In fact, he sabotages her car.
Because he knew she would try something because his clairvoyant “sister” told him so.
Let’s go over this one again.
Edward, aware that he cannot watch Bella all the time HAS A PSYCHIC WATCH HIS GIRFRIEND’S MOVEMENTS. When said psychic tells Edward she is going to see another man, he SABOTAGES HER CAR! ON WHAT PLANET IS THAT ACCEPTABLE BEHAVIOUR?!?!?! Christ, I would expect that sort of behaviour from serial killers!
And the worst part is she forgives him.
‘cause he’s pretty.
No, really.
He says if she doesn’t want to see him later, she should close her window. Which she does. But then she remembers how super-duper in love with him he is and she opens it again.
Okay, you’re a creepy bastard, and you’re an idiot. I’m beginning to think you deserve each other.

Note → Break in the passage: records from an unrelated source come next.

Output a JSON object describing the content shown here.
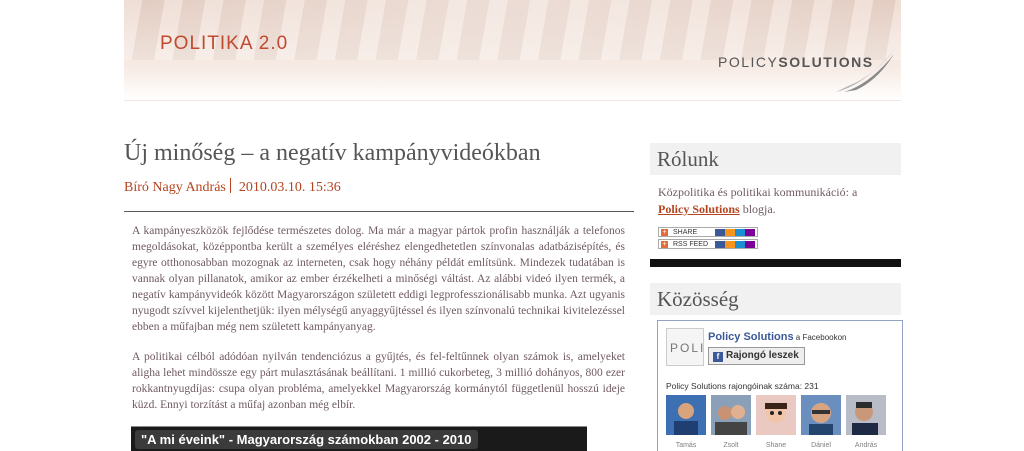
{
  "header": {
    "site_title": "POLITIKA 2.0",
    "brand_regular": "POLICY",
    "brand_bold": "SOLUTIONS"
  },
  "post": {
    "title": "Új minőség – a negatív kampányvideókban",
    "author": "Bíró Nagy András",
    "date": "2010.03.10. 15:36",
    "paragraphs": [
      "A kampányeszközök fejlődése természetes dolog. Ma már a magyar pártok profin használják a telefonos megoldásokat, középpontba került a személyes eléréshez elengedhetetlen színvonalas adatbázisépítés, és egyre otthonosabban mozognak az interneten, csak hogy néhány példát említsünk. Mindezek tudatában is vannak olyan pillanatok, amikor az ember érzékelheti a minőségi váltást. Az alábbi videó ilyen termék, a negatív kampányvideók között Magyarországon született eddigi legprofesszionálisabb munka. Azt ugyanis nyugodt szívvel kijelenthetjük: ilyen mélységű anyaggyűjtéssel és ilyen színvonalú technikai kivitelezéssel ebben a műfajban még nem született kampányanyag.",
      "A politikai célból adódóan nyilván tendenciózus a gyűjtés, és fel-feltűnnek olyan számok is, amelyeket aligha lehet mindössze egy párt mulasztásának beállítani. 1 millió cukorbeteg, 3 millió dohányos, 800 ezer rokkantnyugdíjas: csupa olyan probléma, amelyekkel Magyarország kormánytól függetlenül hosszú ideje küzd. Ennyi torzítást a műfaj azonban még elbír."
    ],
    "video_title": "\"A mi éveink\" - Magyarország számokban 2002 - 2010"
  },
  "sidebar": {
    "about": {
      "heading": "Rólunk",
      "text_before": "Közpolitika és politikai kommunikáció: a",
      "link": "Policy Solutions",
      "text_after": " blogja.",
      "share_label": "SHARE",
      "rss_label": "RSS FEED"
    },
    "community": {
      "heading": "Közösség",
      "fb": {
        "logo_text": "POLI",
        "page_name": "Policy Solutions",
        "page_suffix": " a Facebookon",
        "like_label": "Rajongó leszek",
        "fans_count": "Policy Solutions rajongóinak száma: 231",
        "fans": [
          {
            "name": "Tamás"
          },
          {
            "name": "Zsolt"
          },
          {
            "name": "Shane"
          },
          {
            "name": "Dániel"
          },
          {
            "name": "András"
          }
        ]
      }
    }
  },
  "colors": {
    "accent": "#b5441f",
    "title": "#c0492f",
    "facebook": "#3b5998"
  }
}
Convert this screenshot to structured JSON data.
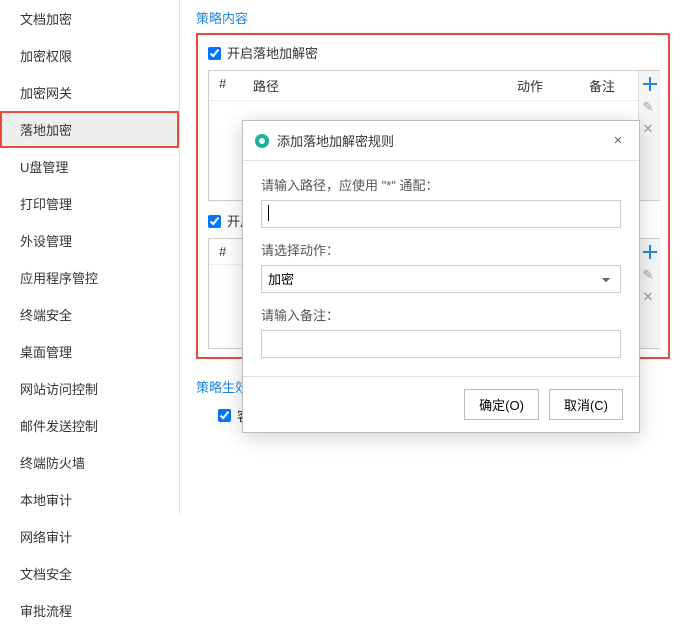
{
  "sidebar": {
    "items": [
      {
        "label": "文档加密"
      },
      {
        "label": "加密权限"
      },
      {
        "label": "加密网关"
      },
      {
        "label": "落地加密",
        "active": true
      },
      {
        "label": "U盘管理"
      },
      {
        "label": "打印管理"
      },
      {
        "label": "外设管理"
      },
      {
        "label": "应用程序管控"
      },
      {
        "label": "终端安全"
      },
      {
        "label": "桌面管理"
      },
      {
        "label": "网站访问控制"
      },
      {
        "label": "邮件发送控制"
      },
      {
        "label": "终端防火墙"
      },
      {
        "label": "本地审计"
      },
      {
        "label": "网络审计"
      },
      {
        "label": "文档安全"
      },
      {
        "label": "审批流程"
      }
    ]
  },
  "main": {
    "section_title": "策略内容",
    "block1": {
      "checkbox_label": "开启落地加解密",
      "checked": true,
      "th_hash": "#",
      "th_path": "路径",
      "th_action": "动作",
      "th_remark": "备注"
    },
    "block2": {
      "checkbox_label_prefix": "开启",
      "checked": true,
      "th_hash": "#"
    },
    "status_title": "策略生效状态",
    "status_checkbox": "客户端在线时生效",
    "status_checked": true
  },
  "modal": {
    "title": "添加落地加解密规则",
    "label_path": "请输入路径，应使用 \"*\" 通配：",
    "label_action": "请选择动作：",
    "label_remark": "请输入备注：",
    "action_value": "加密",
    "ok": "确定(O)",
    "cancel": "取消(C)"
  }
}
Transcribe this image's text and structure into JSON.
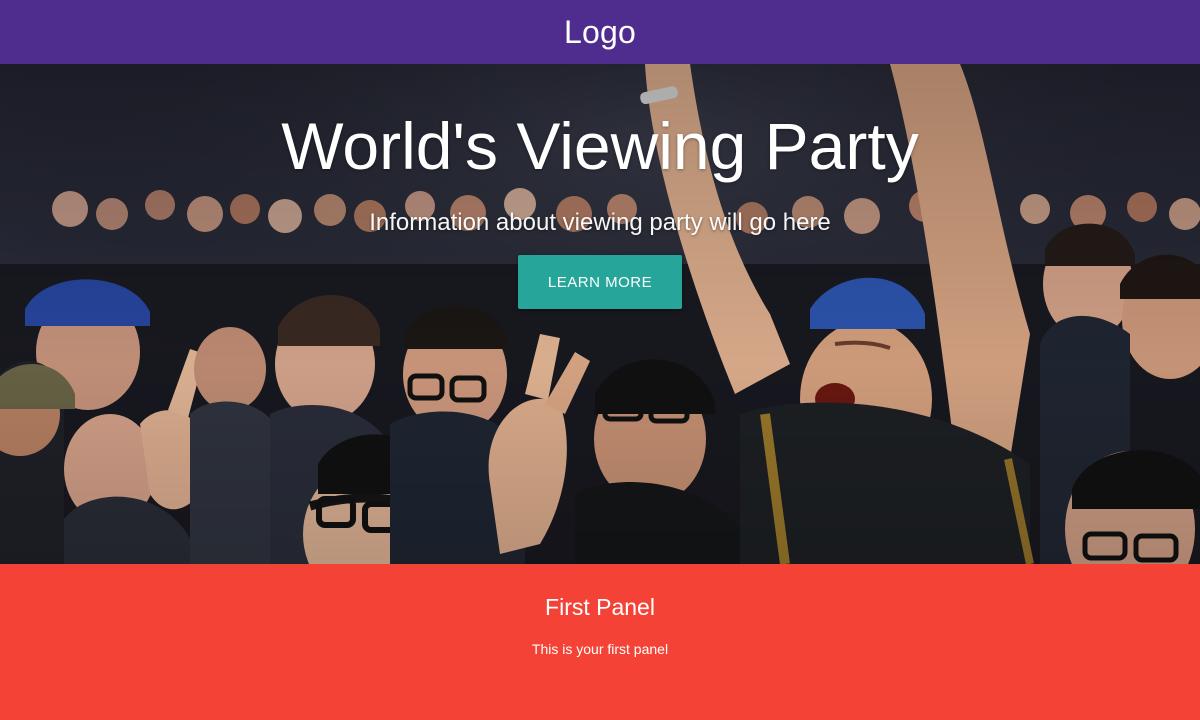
{
  "header": {
    "logo": "Logo",
    "background_color": "#4f2d8f"
  },
  "hero": {
    "title": "World's Viewing Party",
    "subtitle": "Information about viewing party will go here",
    "cta_label": "LEARN MORE",
    "cta_color": "#26a69a",
    "image_description_icon": "crowd-photo"
  },
  "panel": {
    "title": "First Panel",
    "text": "This is your first panel",
    "background_color": "#f44336"
  }
}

It is later revealed that he was actually trying to protect Bella from Victoria and didn’t want her going outside, but the way he tries to intimidate Bella is frankly fucked up. And it is up to Jacob, once again, to be the voice of reason: why didn’t you just tell her instead of lying to her? To which Edward replies, “Umm, ‘cause”.
Geez, I haven’t even covered how bad the writing is.


[1] That quote’s taken form a novelisation of Castlevania 2 I read once- can’t remember the name.